CHARACTER SECTION: 7/10
Analysis: Presence 1/2, Personality 1/2, Backdrop 1/2, Development 2/2, Catharsis 2/2
The cast is actually quite interesting on paper as there is a plethora of different people with different goals and demeanors and most of them do change or mature or simply get killed. As far as variety goes, there is lots of it and their behaviors are very well excused through their backdrop stories.
What ruins it is the way they mature / develop, etc. It feels so… silly in the least. A monologue by some good guy is enough to change one’s worldview immediately while inhuman villains try to look sympathetic to us ten minutes before they kick the bucket. I’m sorry; it’s too sudden to mean anything. As it is with all those characters who appear for one or two episodes and are disposed of like they didn’t matter at all.
Some minor bickering can be said about the main characters as well for being to the most part irritating stereotypes. They do eventually develop of course but considering the amount of air time they get, it feels slow and vein popping to the most part. The secondary cast who appear every now and then feel better as their changes are shown with less staling.
-Aya for example will be remembered for her crying. That’s her most distinctive feature; crying over the cruelness of the world every 5 minutes. Until the finale, she otherwise feels like a generic naive girl in constant urge to be saved or kissed by a random bijin she fell in love within a fraction of a second.
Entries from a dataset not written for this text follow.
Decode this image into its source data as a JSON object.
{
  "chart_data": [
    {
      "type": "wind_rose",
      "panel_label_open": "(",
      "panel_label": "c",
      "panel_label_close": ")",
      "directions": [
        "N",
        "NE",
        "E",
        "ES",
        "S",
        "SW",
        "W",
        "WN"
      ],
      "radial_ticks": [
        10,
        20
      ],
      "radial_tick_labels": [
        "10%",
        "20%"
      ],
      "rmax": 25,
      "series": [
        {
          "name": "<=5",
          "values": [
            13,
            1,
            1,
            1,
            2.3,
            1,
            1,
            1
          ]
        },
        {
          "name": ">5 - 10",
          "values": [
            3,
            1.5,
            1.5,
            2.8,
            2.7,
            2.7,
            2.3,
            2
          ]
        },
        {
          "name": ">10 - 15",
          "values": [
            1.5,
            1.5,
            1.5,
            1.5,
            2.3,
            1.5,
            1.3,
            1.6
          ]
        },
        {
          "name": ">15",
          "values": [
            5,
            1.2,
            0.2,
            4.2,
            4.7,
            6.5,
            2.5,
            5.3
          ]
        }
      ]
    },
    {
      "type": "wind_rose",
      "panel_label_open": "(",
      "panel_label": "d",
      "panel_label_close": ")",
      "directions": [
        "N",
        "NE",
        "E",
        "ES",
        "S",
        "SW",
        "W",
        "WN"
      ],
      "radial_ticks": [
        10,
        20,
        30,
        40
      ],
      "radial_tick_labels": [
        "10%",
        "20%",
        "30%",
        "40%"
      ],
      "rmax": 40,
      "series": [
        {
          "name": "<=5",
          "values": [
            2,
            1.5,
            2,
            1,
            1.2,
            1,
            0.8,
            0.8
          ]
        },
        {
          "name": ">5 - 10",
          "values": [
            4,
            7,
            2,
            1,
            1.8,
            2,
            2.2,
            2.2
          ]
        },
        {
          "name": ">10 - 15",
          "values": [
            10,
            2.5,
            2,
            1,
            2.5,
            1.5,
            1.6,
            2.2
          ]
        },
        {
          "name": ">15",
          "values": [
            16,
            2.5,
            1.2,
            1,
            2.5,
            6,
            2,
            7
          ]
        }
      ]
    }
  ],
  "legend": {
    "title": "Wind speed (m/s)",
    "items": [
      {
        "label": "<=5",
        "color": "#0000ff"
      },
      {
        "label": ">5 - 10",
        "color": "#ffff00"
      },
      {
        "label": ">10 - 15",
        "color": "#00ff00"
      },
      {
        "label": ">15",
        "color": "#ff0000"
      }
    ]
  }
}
-Toya is to the most part as cold and bitter as a half-drank cup of black coffee, hardly able to relate to and probably done deliberately so my ear drums will explode from the sound attacks.
-Aki is hardly a character. He is just there… and then he is no more; absorbed completely by Mikage before offering nothing to the story.
But to be honest, this anime has the title for the most developed and interesting hidden dark selves I know of. Ceres and Mikage are originally shown to be monsters but eventually you get to see why they are as they are and how they develop wonderfully throughout the series. It may feel rushed when it actually happens but it is still good.
VALUE SECTION: 3/10
Analysis: Historical Value 1/3, Rewatchability 1/3, Memorability 1/4
Um, not much. It is ok the first time you watch it, with those cliffhangers constantly making you yearn for more. But the second time you will most likely skip most of it, especially towards the second half where the pacing-nobody-cares-about transforms into a turtle. And the premise in general has been used numerous times in later shows with better animation; so tough luck even there.
ENJOYMENT SECTION: 2/10
Good concept, bad pacing, bad animation, irritating personalities. Gets 1 out of 4. But if you are one of those Banshees, you will like it a looooooot more.